Last September we posted about an article in the Telegraph, Cutty Sark restoration turning into a fiasco. Thanks to Alaric Bond for passing on an update recently published in the Private Eye. The restoration of the Cutty Sark, after a major fire in 2007, was supposed to be completed by 2009. Currently, it appears that the renovation will be completed no earlier than 2012. The project is also over-budget and there is a real concern that the “restoration” will do permanent and serious damage to the historic ship.
CUTTY SARK’S BERTH PAINS
What concerns many nautical experts is not so much the slowness of the restoration as its insensitiveness and incompetence. Their biggest worry is a madcap scheme – dreamed up by the architect Nicholas Grimshaw – to suspend the ship on steel beams 11 feet above its berth, creating a glass-roofed space directly beneath the hull. In the words of the official website, this is “a new and vastly improved offering for corporate events or private functions… A unique experience for you and your guests, the dry berth will also include AV system, screen and a stage available for use if required, making the party planning much easier for the host!”
Fab news for party-planners, perhaps; but have the feelings of the Cutty Sark herself been considered?
Hoisting her three metres above the dry dock will cause huge inward pressure which will have to be counteracted by new steel frames inside and outside the ship. A lift is also being installed for disability access, which requires yet more super-stiff bracing. As Classic Boat magazine points out, ships like this “were built to flex in the motion of the sea; they were not built for a lift where the guide track requires absolute stability to work”. To achieve that stability, more than a fifth of the original planks must be either removed or hacked about to accommodate the steelwork.
Rusty thinking
The project has been an unending saga of cock-ups. One early idea was to immerse the ship in an electrolytic solution to remove the rust; this had to be abandoned when it transpired that the rust was what was holding the old frames together. As a cost-cutting measure, the trust used glass-fibre bolts on the replanking – which, being too weak to stand the strain, immediately started shearing.

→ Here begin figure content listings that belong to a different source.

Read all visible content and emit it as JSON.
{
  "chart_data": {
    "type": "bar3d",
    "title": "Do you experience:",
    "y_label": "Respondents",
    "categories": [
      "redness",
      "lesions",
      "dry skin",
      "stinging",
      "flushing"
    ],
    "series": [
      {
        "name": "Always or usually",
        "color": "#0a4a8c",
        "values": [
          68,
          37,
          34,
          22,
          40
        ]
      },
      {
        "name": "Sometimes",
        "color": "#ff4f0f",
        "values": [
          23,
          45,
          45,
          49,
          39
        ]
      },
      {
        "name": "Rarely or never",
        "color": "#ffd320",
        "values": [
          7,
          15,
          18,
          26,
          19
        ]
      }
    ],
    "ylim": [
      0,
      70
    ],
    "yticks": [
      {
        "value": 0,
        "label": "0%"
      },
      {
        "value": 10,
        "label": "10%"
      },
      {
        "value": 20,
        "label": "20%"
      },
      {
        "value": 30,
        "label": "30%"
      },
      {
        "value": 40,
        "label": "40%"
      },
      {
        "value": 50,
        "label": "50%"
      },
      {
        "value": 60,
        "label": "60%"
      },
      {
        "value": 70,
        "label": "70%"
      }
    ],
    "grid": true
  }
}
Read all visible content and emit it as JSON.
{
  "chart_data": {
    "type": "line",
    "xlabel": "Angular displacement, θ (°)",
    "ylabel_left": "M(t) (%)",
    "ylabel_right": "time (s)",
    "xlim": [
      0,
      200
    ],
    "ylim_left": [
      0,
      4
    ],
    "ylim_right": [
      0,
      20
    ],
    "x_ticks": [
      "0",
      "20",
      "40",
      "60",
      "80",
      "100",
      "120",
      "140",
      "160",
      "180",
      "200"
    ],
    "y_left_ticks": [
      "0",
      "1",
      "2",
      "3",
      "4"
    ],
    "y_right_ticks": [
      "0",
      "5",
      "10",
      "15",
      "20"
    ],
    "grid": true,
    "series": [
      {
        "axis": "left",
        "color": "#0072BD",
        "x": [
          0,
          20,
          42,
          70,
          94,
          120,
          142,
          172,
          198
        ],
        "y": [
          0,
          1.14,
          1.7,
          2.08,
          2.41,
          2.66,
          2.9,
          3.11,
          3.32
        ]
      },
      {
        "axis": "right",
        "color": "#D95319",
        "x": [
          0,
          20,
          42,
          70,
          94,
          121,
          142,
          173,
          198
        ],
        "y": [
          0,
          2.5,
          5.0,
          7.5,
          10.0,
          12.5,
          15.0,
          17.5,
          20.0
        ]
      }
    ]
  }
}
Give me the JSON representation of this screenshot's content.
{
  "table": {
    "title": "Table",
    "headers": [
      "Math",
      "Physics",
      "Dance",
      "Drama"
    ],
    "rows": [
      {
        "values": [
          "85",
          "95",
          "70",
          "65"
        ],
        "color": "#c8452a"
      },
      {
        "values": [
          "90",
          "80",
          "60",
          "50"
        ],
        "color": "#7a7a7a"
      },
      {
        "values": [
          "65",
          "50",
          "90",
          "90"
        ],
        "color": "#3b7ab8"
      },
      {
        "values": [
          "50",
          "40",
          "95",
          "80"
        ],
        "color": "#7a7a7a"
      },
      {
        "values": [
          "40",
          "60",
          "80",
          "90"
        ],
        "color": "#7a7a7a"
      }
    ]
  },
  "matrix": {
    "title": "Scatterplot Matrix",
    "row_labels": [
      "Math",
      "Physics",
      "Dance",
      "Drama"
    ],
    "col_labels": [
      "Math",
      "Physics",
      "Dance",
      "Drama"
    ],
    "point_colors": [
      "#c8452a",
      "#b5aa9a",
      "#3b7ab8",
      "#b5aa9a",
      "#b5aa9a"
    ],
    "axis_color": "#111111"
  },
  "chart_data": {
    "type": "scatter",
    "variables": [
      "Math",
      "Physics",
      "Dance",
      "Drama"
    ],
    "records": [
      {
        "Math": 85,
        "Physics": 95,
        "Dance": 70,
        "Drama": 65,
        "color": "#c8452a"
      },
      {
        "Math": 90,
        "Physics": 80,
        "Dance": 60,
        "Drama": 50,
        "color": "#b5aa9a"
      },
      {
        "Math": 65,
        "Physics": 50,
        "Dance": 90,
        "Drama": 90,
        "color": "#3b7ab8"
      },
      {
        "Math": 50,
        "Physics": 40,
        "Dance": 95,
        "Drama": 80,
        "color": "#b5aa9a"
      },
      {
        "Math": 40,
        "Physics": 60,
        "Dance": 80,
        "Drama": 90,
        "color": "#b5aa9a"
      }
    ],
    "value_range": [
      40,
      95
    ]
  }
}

And still the cock-ups continue. The trust recently spent £1m on recycled teak for the deck. The specification was for planks 3.5 inches by 5 inches, at lengths ranging from 18ft to 36ft, “machined to a decking profile”. The correct sizes were vital to ensure that deck planks matched up with bolt holes in the iron frames; but when the timber arrived much of it turned out to be 5 inches thick, of random width, and at lengths between 6ft and 8ft. Since the project managers had signed off on the delivery and pronounced themselves satisfied, they couldn’t ask for a refund when a visiting shipwright pointed out the mistake. They now have £1m of teak sitting uselessly at an airfield in Wiltshire. One possibility being discussed is to hire roofing contractors to build a ply roof where the deck should be and then cover it with a thin layer of teak like a cheap veneer – “the Disneyland version”, as one disgruntled mariner puts it.
Cash float
The finances have been equally erratic: an initial costing of £35m has swelled to £46m. The project managers, Balfour Beatty’s subsidiary Heery International, were removed last year following an audit by the construction consultancy, Gardiner and Theobald – and replaced as project managers by, er, Gardiner and Theobald. Neither of these companies has any discernible expertise in restoring grade I listed ships: their normal line of business is “infrastructure projects”.
The same is true of Büro Happold, the structural engineers, who boast on their website of “a real passion for the built environment” but only in relation to art galleries in Abu Dhabi or specialist schools in the UK – and of Grimshaw, the architects, who can design you a snazzy office-block or arts centre but seem rather short of maritime know-how. Astonishingly no naval architect or shipwright is overseeing the restoration – which may explain why more emphasis is placed on creating an “iconic” leisure venue than on giving the old girl a sympathetic refit.
It’s also why Greenwich council stumped up an extra £7m five months ago. Justifying this extravagance, at a time of budget cuts elsewhere, council leader Chris Roberts raved that “the difference between the iconic scheme the council has supported and simply putting the ship back together as was could not be greater”. Indeed – the main difference being that in the view of most experts his iconic scheme will damage the fabric of the ship.
The project’s chief engineer, Professor Peter Mason, resigned last December when he discovered how much stress would be placed on the Cutty Sark by hoisting her above the new corporate-events space. “I actually resigned a year ago, and was persuaded to stay on,” he told Classic Boat, “but I can’t be part of this now.” Who can blame him?
The person who caused the fire was still employed as at Dec 2009 & thought highly of by his workmates as he had created,’more work’.
Work of this nature usually requires moving around the country, if not the world, a fair bit.
The fire meant they could rely on this job for quite some time. It also meant that their scarce skills were at a premium: worldwide.
I have no doubt that the fire was unintentional.